L'ancien vice-président syrien en exil Abdul Halim Khaddam raconte au SPIEGEL son expérience directe de la soif de pouvoir du président Bashar Assad et prédit la fin de son régime alors que la répression brutale de l'opposition syrienne se poursuit.
SPIEGEL : Le président Bashar Assad attaque son propre peuple avec des chars. Est-ce le début de la fin pour son régime ?
Khaddam : Le président est politiquement mort.
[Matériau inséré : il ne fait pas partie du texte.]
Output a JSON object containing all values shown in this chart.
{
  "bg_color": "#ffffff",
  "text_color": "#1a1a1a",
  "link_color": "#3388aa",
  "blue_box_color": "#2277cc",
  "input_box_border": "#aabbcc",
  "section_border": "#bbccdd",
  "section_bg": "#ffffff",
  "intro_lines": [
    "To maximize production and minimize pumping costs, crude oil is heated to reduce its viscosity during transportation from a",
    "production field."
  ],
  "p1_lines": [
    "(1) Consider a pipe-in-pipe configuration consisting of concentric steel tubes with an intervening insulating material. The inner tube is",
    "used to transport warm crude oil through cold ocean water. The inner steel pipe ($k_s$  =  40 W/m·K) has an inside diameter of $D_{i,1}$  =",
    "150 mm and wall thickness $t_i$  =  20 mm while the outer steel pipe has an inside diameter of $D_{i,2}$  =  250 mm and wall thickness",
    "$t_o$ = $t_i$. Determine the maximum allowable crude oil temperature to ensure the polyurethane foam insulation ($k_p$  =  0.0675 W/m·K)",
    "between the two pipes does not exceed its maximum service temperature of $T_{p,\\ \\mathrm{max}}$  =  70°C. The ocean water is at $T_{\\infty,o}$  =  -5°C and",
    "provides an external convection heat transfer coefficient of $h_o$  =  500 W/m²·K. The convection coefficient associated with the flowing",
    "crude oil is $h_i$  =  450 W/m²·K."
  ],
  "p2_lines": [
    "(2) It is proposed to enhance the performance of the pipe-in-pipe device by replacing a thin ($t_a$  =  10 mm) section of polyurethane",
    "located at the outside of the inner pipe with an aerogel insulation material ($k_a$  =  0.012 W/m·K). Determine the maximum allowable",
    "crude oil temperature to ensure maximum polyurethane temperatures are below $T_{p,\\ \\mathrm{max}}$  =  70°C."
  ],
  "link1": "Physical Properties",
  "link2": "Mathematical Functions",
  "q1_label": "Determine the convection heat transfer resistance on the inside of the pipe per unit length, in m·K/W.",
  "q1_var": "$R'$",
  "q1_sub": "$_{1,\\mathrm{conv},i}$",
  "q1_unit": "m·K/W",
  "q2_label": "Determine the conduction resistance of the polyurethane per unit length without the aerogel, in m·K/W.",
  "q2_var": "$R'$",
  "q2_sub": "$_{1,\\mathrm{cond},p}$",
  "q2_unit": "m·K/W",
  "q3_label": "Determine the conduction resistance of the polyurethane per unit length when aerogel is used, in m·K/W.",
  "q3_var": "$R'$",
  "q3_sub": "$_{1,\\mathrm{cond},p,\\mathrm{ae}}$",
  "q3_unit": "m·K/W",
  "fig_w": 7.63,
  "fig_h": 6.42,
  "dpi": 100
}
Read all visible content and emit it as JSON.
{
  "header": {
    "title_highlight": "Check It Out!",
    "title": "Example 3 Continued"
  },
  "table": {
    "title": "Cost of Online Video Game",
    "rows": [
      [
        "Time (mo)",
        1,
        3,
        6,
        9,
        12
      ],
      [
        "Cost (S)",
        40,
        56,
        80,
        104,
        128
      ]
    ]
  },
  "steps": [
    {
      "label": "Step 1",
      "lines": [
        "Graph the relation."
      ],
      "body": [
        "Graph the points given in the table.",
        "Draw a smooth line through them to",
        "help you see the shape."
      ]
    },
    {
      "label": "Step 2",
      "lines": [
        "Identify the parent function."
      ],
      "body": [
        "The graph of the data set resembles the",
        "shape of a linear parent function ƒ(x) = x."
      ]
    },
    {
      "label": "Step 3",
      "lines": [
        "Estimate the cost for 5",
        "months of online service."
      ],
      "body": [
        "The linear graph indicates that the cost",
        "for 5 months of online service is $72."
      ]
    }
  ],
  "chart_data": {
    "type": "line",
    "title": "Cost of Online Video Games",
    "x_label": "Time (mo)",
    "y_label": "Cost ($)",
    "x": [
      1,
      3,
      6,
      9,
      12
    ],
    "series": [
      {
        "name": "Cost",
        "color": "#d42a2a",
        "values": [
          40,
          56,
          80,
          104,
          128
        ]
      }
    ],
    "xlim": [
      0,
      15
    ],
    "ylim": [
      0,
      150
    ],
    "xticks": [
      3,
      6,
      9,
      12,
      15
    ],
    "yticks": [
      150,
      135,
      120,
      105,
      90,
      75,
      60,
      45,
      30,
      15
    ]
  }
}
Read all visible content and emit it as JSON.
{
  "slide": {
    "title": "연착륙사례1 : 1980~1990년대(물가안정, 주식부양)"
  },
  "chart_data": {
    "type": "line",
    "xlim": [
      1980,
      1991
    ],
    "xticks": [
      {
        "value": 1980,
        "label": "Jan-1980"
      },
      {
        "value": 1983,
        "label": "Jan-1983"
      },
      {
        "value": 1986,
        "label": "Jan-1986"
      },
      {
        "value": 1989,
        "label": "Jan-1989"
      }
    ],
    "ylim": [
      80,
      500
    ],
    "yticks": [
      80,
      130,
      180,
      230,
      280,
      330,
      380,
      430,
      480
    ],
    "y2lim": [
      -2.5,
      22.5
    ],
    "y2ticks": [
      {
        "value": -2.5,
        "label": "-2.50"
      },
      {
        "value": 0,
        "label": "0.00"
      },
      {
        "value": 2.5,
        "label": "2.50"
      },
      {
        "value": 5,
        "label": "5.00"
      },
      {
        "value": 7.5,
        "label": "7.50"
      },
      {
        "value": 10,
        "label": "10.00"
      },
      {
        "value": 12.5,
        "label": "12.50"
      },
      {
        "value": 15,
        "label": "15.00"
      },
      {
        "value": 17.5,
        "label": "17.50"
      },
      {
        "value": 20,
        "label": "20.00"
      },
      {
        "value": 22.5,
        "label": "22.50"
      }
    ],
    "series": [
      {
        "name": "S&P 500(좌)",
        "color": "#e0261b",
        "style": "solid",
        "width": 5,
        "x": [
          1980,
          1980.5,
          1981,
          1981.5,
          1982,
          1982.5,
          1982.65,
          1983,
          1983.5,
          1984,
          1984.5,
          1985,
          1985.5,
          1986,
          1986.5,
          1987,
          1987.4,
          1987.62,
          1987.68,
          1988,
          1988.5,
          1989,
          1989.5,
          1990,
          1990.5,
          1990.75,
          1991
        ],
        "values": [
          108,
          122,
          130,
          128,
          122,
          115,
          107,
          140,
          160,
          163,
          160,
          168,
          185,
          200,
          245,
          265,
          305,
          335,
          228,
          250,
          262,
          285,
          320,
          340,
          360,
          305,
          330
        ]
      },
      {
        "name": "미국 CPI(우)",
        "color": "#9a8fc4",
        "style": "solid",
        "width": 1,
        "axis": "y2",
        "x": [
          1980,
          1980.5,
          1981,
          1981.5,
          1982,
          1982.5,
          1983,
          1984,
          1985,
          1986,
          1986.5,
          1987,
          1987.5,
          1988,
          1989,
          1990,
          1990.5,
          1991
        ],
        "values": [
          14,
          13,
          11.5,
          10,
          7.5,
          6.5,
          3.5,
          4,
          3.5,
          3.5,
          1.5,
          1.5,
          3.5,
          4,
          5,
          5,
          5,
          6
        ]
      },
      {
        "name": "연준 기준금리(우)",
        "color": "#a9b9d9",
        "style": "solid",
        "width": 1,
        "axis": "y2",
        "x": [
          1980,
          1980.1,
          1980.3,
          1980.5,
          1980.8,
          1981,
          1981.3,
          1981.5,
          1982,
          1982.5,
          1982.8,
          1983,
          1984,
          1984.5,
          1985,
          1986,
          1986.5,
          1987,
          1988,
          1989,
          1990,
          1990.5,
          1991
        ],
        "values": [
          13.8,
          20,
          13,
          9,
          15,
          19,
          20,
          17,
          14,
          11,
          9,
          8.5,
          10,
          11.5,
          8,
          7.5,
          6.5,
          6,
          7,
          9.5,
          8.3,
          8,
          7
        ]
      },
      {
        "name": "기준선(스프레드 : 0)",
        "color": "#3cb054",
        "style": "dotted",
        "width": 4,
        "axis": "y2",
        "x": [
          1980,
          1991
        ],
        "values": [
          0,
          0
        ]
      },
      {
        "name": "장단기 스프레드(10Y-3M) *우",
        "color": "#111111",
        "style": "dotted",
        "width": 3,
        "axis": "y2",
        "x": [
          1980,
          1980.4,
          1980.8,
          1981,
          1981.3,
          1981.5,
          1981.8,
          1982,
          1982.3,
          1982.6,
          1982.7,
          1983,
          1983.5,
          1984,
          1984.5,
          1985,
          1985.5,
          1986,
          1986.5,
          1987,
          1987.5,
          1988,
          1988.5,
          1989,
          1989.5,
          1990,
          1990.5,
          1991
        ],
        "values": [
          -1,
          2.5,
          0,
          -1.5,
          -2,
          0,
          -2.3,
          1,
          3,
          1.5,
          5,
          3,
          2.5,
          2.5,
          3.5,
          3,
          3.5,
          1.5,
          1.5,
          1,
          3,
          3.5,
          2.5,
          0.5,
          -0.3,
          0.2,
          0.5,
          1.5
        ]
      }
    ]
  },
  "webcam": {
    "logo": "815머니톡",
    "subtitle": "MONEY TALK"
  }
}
Même s’il est farouchement déterminé à rester au pouvoir, les Syriens ont déjà pris une décision fondamentale : ils veulent renverser ce régime.
SPIEGEL : Quand Assad abandonnera-t-il ?
Khaddam : Peut-être dans quelques semaines seulement. Les Syriens souffrent sous le régime du dictateur depuis quatre décennies. Une fureur sans limites s’est développée et elle ne peut désormais plus être contenue.
SPIEGEL : Le régime prétend que les manifestants sont armés et ont tiré sur des soldats.
Khaddam : C'est un mensonge. Mais il existe des forces destructrices venues de l’étranger, des pays qui s’en mêlent.
SPIEGEL : À qui faites-vous référence ?
Khaddam : Je fais référence à l'Iran. Quiconque croit aujourd’hui que les décisions politiques à Damas sont prises sans l’Iran se trompe. Bachar et son frère Maher...
SPIEGEL : ... qui commande la Garde présidentielle...
Khaddam : ... sont devenus des agents auxiliaires des Gardiens de la révolution iraniens. De nombreux agents des renseignements syriens ont été formés en Iran. Il existe depuis des années une étroite coopération militaire et politique de sécurité entre nos pays. Mais l’influence culturelle de l’Iran s’accroît également. Des succursales de fondations iraniennes sont actives en Syrie et des pèlerins iraniens se rendent à certaines occasions à la mosquée Umajjaden de Damas et osent se flageller, un rituel sanglant qui se produisait rarement en Syrie dans le passé.
SPIEGEL : Vous avez été membre des régimes d’Assad pendant des décennies.
Khaddam : J'ai pris mes distances avec Bashar il y a des années. Les Syriens le savent. Et le fait que j'aie été recueilli par son père Hafez est l'un des plus grands regrets de ma vie.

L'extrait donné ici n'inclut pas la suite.